Im März änderte die Europäische Kommission ihre befristeten Krisenregeln für staatliche Beihilfen, um den nationalen Regierungen mehr Spielraum zu geben, um vom Ukrainekrieg betroffene Unternehmen zu unterstützen.

„Es gibt eine spezielle Bestimmung für die Bereitstellung von Liquiditätshilfen, die bisher nur die Möglichkeit von Krediten spezifiziert hat, und wir werden sie um ein Bürgschaftsverfahren erweitern“, sagte der Beamte. „Wir werden das noch einfacher machen, indem wir den Übergangsrahmen ändern.“

Fortum, ein finnisches Energieunternehmen, das selbst mit Liquiditätsproblemen konfrontiert ist, sagte in einem politischen Empfehlungspapier, dass ihr Fokus jetzt darauf liege, Änderungen an der vor zehn Jahren verabschiedeten europäischen Marktinfrastrukturverordnung (EMIR) durchzusetzen.

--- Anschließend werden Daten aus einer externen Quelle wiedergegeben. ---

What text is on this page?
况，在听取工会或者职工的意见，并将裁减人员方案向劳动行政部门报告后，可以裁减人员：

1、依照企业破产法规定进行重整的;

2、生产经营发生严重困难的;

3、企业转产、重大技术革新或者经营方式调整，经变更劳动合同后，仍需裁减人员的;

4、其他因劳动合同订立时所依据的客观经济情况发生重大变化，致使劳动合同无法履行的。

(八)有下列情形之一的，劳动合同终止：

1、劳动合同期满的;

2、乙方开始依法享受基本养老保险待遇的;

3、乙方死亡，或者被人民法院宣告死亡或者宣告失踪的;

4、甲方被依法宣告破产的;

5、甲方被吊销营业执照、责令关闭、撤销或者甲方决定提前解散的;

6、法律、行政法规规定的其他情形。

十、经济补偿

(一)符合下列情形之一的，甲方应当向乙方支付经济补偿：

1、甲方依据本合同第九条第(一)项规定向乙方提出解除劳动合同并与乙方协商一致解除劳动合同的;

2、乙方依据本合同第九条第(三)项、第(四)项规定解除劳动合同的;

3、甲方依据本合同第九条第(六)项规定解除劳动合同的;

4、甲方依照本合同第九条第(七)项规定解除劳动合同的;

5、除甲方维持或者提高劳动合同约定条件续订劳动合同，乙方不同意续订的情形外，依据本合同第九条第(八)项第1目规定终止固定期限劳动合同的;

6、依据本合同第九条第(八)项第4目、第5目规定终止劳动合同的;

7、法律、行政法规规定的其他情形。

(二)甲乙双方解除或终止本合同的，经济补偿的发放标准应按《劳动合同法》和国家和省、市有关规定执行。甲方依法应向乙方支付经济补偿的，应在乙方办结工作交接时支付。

„Während die EMIR-Gesetzgebung nach dem Zusammenbruch von Lehman Brother mit dem Ziel erlassen wurde, das Auftreten einer ähnlichen Finanzkrise zu verhindern, stellen die in der Verordnung festgelegten hohen Beschränkungen ironischerweise ernsthafte Risiken für den Handel mit Energierohstoffderivaten dar, mit der Gefahr einer weiteren Form der Zahlungsverzug“, sagte Fortum in der Zeitung.